Understanding derivation of oblique asymptotes of rational functions

Question

I'm having some issues understanding oblique asymptotes, especially when learning it as a natural progression after learning about horizontal asymptotes.

Consider the rational function which has been "long-divided" into proper form: $y=3+\frac{1}{x+1}$. As $x$ tends to infinity, $\frac{1}{x+1}$ tends to zero, thus $y$ tends to $3$, hence horizontal asymptote is $y=3$. Okay makes sense.

But what if an oblique asymptote exists, for instance when, after long division, $y=3+x+\frac{1}{x+1}$? If I apply the same logic as above, as $x$ tends to infinity, $\frac{1}{x+1}$ tends to zero, and $x$ tends to infinity thus $y$ should tend to $3+\infty$, which is $\infty$ hence oblique asymptote is $y=\infty$. I know it doesn't make sense - but therein lies my confusion. Why do we allow the $x$ in $\frac{1}{x+1}$ to tend towards infinity, but exempt the "other" $x$ (as in $3+x$) from doing so?

Answer 1

Instead of saying, "tends to infinity", say "when $x$ is large." When $x$ is large, $1/(x+1)$ is small. The larger $x$ is, the smaller $1/(x+1)$ is. So when $x$ is very large, $y \approx 3+x$.

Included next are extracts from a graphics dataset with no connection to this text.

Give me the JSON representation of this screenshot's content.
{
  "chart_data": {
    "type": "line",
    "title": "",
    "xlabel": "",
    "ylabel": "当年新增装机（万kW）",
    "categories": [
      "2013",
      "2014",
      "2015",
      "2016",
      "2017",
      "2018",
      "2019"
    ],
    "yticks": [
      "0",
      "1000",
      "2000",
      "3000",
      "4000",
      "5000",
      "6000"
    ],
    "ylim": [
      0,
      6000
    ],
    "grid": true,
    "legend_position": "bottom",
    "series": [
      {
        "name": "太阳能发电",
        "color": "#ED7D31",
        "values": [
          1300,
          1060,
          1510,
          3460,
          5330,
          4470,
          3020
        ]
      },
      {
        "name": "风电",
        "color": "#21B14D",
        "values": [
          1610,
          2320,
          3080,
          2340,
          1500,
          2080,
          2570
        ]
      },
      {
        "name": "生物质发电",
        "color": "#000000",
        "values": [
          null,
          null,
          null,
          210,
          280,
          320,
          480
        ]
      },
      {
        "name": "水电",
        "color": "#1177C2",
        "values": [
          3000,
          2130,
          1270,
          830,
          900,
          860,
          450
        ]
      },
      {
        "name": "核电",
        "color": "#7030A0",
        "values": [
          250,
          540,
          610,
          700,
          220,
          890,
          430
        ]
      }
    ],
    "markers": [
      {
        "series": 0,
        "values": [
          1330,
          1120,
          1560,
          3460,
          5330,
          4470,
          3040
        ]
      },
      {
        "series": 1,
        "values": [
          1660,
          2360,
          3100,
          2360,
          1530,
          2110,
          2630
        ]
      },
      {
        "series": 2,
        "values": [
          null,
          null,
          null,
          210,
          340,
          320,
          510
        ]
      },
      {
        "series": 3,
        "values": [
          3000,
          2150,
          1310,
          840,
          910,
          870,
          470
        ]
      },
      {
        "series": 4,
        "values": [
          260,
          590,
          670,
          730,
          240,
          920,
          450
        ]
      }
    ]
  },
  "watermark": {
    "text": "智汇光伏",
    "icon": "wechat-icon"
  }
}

You don't want to say $y=3+\infty$, because it implies that you somehow got all the way to infinity.

Answer 2

Try thinking of it this way: there are two different functions, $$f(x) = 3+x+\frac{1}{x+1}$$ and $$g(x) = 3 + x$$

The difference between these two functions is $$f(x) - g(x) = \frac{1}{x+1}$$ which, as you have observed, tends towards zero as $x \to \infty$. That means that the gap between the two functions $f(x)$ and $g(x)$ gets smaller and smaller.

You are right, of course, that both $f(x)\to \infty$ and $g(x) \to \infty$. The important thing is that the difference between them shrinks to zero, which is what it means to for $f(x)$ to asymptotically approach $g(x)$.